Another thing that has happened is that books have become celebrated again as objects of beauty. They are coveted in their own right, while ebooks, which are not things of beauty, have become more expensive; a new digital fiction release is often only a pound or two cheaper than a hardback…. “The physical book had become quite a cheap and tacky thing at the turn of the millennium,” [James] Daunt [of Waterstone’s] says. Publishers “cut back on the quality of the paper, so if you left a book in the sun it went yellow. They were gluing, not sewing. They would put a cover on a hardback but not do anything with the hard case underneath. Nowadays, if you take a cover off, there is likely to be something interesting underneath it.”

And that something interesting is likely to gain traction on #bookstagram, a celebration of the aesthetics of books, where books are the supermodels and where readers and non-readers can see cats and dogs reading books, books photographed in landscapes, books posed with croissants, sprays of flowers, homeware, gravestones and cups of coffee, colour-matched and colour-clashed with outfits, shoes, biscuits and in what can only be described as book fashion shoots.
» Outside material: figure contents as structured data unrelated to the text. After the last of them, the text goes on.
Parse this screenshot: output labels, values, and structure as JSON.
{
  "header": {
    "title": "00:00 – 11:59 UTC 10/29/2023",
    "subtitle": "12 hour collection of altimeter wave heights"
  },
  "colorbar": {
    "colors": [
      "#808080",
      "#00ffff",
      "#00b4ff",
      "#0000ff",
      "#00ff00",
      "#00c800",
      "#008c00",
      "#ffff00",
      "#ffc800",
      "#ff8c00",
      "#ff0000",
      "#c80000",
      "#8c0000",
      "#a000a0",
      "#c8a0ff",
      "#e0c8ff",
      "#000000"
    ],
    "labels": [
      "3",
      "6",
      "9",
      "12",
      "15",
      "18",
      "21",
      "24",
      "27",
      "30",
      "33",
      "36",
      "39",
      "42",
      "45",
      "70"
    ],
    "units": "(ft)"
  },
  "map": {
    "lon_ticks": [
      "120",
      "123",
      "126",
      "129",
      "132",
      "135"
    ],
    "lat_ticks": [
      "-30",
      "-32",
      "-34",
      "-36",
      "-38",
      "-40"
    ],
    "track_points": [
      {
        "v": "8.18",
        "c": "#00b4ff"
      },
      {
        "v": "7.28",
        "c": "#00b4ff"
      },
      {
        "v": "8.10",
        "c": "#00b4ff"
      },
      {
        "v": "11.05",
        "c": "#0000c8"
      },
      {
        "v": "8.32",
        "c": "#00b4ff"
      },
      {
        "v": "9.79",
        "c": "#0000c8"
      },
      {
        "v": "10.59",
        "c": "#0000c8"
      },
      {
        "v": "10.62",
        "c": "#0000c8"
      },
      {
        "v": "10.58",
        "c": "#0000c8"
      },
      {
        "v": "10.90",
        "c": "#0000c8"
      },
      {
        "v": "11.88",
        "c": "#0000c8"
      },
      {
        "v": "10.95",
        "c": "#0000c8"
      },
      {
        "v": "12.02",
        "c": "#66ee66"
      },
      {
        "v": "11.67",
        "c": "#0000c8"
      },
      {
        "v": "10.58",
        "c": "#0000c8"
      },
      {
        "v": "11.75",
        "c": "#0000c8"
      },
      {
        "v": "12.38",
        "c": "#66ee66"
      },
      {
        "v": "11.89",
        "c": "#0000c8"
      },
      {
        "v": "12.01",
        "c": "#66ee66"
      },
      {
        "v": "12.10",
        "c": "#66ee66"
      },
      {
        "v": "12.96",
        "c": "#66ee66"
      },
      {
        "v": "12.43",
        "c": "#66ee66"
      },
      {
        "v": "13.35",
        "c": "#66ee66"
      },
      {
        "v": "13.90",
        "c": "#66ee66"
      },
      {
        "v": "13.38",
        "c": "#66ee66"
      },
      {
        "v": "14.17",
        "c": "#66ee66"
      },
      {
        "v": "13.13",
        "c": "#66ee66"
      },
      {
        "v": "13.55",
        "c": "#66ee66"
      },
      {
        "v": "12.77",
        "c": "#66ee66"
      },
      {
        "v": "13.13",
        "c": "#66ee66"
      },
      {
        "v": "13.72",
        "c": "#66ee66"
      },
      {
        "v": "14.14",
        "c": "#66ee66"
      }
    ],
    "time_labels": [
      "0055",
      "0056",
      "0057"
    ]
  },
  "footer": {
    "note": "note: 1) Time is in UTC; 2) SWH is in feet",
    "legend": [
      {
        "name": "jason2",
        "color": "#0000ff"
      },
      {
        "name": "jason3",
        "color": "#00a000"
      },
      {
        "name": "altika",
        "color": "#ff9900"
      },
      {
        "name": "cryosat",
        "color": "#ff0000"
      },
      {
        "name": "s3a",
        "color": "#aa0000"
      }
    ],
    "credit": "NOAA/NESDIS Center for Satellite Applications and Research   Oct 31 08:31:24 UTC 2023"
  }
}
You just can’t do a shelfie with an e-reader.

Got that? Now look at this:

Argentine artist Marta Minujín is creating a large-scale artwork called The Parthenon of Books that will be constructed on Friedrichsplatz in Kassel, Germany, and will be constructed from as many as 100,000 banned books from all over the world.

The location has been chosen for its historical importance. In 1933, the Nazis burned two-thousand books there during the so-called “Aktion wider den undeutschen Geist” (Campaign against the Un-German Spirit), destroying books by Communists, Jews, and pacifists, along with any others deemed un-German.
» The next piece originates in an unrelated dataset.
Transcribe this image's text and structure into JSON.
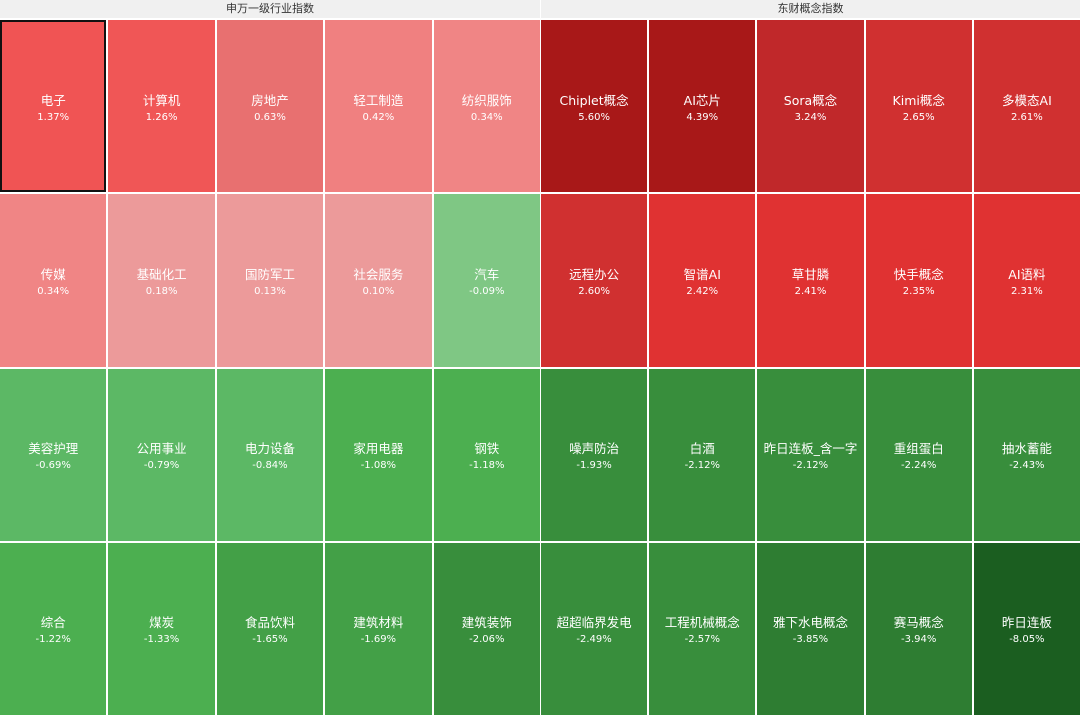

When it comes to materials, she using a list of 100,000 books that have been, or still are, banned in countries across the world, going all the way back to the year 1500.

Minujin created a similar Parthenon in Argentina in 1983 (see photo above).
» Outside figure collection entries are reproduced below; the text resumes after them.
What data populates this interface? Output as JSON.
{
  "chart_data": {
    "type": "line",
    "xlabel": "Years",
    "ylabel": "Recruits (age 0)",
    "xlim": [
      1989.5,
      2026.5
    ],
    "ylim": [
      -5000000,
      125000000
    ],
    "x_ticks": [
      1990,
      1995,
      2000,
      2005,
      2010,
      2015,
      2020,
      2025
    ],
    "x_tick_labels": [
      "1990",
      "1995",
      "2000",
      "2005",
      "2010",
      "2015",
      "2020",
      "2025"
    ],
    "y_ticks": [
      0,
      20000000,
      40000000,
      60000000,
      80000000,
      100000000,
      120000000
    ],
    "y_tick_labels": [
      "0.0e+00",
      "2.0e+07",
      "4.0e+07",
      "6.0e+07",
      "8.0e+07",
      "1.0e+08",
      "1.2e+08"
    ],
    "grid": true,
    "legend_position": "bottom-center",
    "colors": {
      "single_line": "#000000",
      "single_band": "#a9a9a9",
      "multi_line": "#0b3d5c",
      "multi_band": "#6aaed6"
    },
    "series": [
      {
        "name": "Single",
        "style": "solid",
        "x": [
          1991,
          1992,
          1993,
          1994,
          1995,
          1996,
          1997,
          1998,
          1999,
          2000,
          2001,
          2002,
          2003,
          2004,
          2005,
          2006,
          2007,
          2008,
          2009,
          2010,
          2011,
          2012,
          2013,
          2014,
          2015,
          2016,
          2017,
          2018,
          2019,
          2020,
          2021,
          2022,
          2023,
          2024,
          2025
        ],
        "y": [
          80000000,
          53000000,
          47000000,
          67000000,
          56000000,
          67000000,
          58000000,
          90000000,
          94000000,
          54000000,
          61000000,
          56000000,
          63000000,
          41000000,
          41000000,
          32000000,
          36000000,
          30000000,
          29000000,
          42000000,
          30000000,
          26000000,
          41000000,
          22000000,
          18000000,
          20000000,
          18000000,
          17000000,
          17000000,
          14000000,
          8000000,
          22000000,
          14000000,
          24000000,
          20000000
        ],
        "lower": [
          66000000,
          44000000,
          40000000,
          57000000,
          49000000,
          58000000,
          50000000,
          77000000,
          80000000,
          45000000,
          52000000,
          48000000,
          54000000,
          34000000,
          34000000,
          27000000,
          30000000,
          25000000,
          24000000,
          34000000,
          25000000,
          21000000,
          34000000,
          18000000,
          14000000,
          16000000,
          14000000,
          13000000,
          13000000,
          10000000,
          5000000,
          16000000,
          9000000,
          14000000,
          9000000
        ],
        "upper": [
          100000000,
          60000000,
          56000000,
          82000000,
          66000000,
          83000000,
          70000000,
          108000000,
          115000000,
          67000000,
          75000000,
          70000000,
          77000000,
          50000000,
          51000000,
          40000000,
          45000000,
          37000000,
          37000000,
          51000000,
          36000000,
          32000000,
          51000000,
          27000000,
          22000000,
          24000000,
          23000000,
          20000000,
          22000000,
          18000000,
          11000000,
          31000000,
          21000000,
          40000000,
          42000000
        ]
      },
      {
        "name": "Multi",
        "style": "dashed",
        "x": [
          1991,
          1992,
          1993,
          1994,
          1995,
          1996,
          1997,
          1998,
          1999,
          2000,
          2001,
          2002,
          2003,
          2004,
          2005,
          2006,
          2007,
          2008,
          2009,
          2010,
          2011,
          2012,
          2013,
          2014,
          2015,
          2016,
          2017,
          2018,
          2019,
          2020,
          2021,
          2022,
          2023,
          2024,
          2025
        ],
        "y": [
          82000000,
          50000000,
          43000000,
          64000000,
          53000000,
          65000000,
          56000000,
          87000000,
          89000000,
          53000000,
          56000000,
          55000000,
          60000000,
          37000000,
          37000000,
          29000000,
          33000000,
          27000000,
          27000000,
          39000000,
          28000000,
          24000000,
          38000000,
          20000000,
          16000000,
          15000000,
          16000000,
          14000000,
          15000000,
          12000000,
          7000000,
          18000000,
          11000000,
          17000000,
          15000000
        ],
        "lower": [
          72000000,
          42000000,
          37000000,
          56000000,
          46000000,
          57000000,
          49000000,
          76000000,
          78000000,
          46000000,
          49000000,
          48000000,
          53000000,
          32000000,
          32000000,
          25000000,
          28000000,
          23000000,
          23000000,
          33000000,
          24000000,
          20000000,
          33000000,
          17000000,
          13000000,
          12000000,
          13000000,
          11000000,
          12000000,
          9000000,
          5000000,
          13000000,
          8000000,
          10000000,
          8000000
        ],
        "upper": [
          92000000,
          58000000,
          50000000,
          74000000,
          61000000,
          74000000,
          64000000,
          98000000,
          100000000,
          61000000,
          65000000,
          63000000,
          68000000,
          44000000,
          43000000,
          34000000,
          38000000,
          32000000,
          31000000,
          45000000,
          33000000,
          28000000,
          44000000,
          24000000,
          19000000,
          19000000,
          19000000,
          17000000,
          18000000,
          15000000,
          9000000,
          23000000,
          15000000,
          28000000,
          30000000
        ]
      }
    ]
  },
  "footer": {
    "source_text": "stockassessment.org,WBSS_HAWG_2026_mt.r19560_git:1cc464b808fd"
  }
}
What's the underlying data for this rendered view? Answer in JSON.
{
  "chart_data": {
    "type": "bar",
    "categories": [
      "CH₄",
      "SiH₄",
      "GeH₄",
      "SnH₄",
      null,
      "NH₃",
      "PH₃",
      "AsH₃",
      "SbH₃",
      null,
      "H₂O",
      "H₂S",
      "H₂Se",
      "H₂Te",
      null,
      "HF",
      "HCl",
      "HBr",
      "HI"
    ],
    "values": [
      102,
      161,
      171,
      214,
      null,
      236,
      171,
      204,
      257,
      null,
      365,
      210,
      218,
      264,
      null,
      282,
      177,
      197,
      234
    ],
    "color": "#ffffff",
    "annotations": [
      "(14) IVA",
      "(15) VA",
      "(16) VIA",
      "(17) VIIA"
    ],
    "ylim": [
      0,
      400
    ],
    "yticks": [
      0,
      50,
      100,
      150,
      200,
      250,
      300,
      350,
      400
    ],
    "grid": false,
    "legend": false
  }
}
As John Overholt commented on Twitter, “It’s very dramatic but I’m not sure that’s the most effective use of 100,000 books.”

What both stories illustrate is a curious recent movement to transform books into fetishes. They are to be touched, smelled, lovingly photographed, made into art, laden with immense and complex symbolic value. Is there anything that people don’t do with them? I can think of one thing.

I wonder if we could be headed for a division — or an intensification of a division that already exists — between people who love books and people who love reading. I imagine a house filled with beautiful books, books lining walls, books displayed with apparently careless elegance on tables, in which the only actual reading is being done by a child with a beat-up discarded Kindle who has learned how to download from Project Gutenberg.


  1. I think there's something to what you're saying. I also think you're reliably a bit sensitive on the topic of ebooks.

  2. Book buyers and readers have made the entirely rationale decision that, by and large, printed books are better than digital ones. The fetishization of the book, which I'm not convinced is a recent movement, is largely a media sideshow. But, by conjuring up the image of a "beat-up discarded Kindle" in the hands of a child, you may have started a new trend: the fetishization of the e-reader.

  3. I am fairly certain you are referencing the Lewis quote about the young boy reading treasure island upstairs.

    This presents several more issues. I started buying ebooks because I couldn't afford enough physical books to keep up with my reading habit. Now since they are essentially equal: I choose physical books, because you can share them, and I want something I can pass to my children. The mass market paperback of "Gunslinger" I've read six times isn't going to make it to my daughters inheritance. There are some books I want her to have. For that to be possible I have to buy nicely bound hardcopies of those books. I am glad that there are companies willing to undertake this task, but when the book is art instead of a book, it gets even more expensive than is necessary for someone who just wants to pass a book down to his children. Digital books are impervious to dust and sunlight and worms, but I'm not entirely sure how you pass them down. This sea change in the book market is a double edged sword. We need the art-fools to keep the industry alive, and that makes it more expensive which hurts the reading-fools. It seems we're headed for a ditch, I'm just not sure which side of the road it's on.

  4. The last line is the one that hit me (I didn't know what it referenced) because I've always thought that books will never disappear simply because kids love books so much. Children's books slow down the world for them and are one of the first encounters with technology in which they can gain control over a medium, at a pace that other multimedia does not offer. The art is a part of the message, and the bond between child and parent is unmatched.